As I see it one of the problems with textbooks is that students don’t read them. Flipped classroom (read this at home or watch this at home and we’ll talk about it in class) seems to work for some people but I’m still skeptical. I’ve heard students complain about having to read 150 page books over a months time and wonder how likely they really are to be reading a textbook assignment. Even if they do, what do I have them read?
What I have decided to do is to write my own book. Now I have written traditional textbooks before. I’ve even gotten some good reviews on them. But for now I wanted something different. I want something short and to the point. Something as a reference or a “catch up” for missed lectures. So not pages worth of step by step hand holding. No pages of summary questions or exercises to assign. Just short explanations of concepts with some sample code to read.
I’m starting with my freshmen class. About a third of a semester is spent on learning some basic Visual Basic programming. We don’t got very deep or cover too many concepts. Variables, if statements, and loops – that’s about it. Including title, table of contents and index I’m at about 45 pages. I think that is about right. Of and about a third of that is stuff I don’t lecture on because they are not core CS concepts but things students can use in their projects to make them more interesting. That way when I get the usual “Mr. Thompson how do I use a timer?” or “Mr. Thompson I want to use images in my user interface” question I can send them to the book. I have half a semester before I can try it out so I can tune it a bit.
For my honors programming class (we use C# there) I am shooting for between 75 and 100 pages.
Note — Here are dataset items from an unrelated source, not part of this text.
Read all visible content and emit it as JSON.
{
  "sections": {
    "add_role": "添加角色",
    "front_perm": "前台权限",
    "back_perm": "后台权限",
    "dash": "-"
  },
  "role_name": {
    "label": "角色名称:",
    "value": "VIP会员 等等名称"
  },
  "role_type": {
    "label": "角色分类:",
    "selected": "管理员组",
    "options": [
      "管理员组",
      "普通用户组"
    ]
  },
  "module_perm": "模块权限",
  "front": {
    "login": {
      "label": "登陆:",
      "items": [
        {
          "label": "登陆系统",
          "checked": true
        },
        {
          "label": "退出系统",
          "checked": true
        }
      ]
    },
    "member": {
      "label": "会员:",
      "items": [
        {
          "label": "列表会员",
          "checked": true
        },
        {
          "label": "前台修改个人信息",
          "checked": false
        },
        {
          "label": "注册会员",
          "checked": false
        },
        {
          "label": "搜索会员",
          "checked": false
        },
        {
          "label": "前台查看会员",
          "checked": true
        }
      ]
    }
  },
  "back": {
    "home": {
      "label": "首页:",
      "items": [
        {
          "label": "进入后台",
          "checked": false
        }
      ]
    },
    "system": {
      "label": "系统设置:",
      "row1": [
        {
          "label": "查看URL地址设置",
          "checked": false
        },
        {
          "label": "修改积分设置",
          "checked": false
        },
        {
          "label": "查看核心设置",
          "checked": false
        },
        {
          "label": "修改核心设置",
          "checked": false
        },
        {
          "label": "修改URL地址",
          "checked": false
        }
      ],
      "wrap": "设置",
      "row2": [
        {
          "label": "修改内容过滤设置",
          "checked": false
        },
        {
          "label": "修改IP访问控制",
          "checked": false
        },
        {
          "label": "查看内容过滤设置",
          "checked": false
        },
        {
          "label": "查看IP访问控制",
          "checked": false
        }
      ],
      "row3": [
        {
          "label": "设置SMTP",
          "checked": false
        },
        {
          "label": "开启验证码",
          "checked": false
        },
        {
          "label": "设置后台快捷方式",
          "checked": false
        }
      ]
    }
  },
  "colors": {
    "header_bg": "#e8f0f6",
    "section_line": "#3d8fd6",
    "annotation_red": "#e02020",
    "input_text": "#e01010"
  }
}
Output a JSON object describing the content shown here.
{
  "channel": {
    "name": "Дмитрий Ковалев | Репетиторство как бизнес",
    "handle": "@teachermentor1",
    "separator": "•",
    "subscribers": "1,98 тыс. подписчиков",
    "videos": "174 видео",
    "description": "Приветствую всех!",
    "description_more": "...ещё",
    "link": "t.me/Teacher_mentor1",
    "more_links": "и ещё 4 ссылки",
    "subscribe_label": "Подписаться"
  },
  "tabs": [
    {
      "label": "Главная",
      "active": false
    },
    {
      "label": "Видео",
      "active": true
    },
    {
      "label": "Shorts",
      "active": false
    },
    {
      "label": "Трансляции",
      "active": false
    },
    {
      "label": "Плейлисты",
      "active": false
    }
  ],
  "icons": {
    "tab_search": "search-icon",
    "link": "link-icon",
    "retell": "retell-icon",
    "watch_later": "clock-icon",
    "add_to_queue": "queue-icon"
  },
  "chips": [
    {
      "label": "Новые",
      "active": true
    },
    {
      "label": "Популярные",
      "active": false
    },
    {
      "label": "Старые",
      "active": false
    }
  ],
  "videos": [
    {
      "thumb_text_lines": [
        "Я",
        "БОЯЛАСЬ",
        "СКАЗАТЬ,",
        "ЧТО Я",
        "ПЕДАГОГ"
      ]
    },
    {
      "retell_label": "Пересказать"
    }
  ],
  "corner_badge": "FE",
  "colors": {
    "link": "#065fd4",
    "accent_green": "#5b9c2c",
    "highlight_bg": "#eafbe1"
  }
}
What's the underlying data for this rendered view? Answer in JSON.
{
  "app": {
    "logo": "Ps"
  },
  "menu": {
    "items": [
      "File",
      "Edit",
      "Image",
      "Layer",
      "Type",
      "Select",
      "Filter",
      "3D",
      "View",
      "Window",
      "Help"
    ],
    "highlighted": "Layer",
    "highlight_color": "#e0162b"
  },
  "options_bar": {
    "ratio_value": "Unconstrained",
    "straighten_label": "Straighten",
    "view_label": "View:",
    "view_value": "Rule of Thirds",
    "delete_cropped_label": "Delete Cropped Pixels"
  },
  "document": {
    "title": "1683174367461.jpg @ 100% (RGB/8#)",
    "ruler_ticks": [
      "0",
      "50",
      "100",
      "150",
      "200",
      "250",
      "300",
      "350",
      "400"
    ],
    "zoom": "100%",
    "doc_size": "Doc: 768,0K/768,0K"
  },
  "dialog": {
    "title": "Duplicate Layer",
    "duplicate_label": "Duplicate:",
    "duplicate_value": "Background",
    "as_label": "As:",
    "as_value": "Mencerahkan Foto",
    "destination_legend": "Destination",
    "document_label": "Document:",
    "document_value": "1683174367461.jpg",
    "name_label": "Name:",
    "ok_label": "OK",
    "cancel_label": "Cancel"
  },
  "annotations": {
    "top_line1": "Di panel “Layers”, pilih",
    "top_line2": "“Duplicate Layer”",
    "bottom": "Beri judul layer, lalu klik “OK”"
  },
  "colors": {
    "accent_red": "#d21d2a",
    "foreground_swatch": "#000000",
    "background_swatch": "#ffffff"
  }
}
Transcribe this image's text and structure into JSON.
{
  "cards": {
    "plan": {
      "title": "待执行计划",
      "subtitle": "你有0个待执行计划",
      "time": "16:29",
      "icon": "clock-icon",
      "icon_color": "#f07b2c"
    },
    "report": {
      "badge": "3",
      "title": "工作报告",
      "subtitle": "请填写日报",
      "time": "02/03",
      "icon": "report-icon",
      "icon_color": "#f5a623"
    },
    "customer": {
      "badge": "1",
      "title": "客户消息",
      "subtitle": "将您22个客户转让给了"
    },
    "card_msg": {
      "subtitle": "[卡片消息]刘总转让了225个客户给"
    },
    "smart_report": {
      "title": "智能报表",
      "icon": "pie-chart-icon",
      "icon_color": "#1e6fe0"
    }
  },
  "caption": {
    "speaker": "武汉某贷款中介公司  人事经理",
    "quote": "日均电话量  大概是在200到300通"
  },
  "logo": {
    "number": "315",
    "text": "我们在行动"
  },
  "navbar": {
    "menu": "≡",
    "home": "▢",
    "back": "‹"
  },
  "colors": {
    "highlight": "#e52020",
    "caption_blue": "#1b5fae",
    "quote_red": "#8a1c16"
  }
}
That is a full semester and we cover a lot more material. Once again I see this as a backup and not my main teaching tool. I’ve got the topics for the first quarter just about finished so maybe I can use that this semester as well.
Now I am wondering how others use textbooks. It’s not a conversation I hear much about. Maybe I would have learned that if I had gone to school for education and not computer science? One of these days I want to attend a birds of a feather discussion about using textbooks.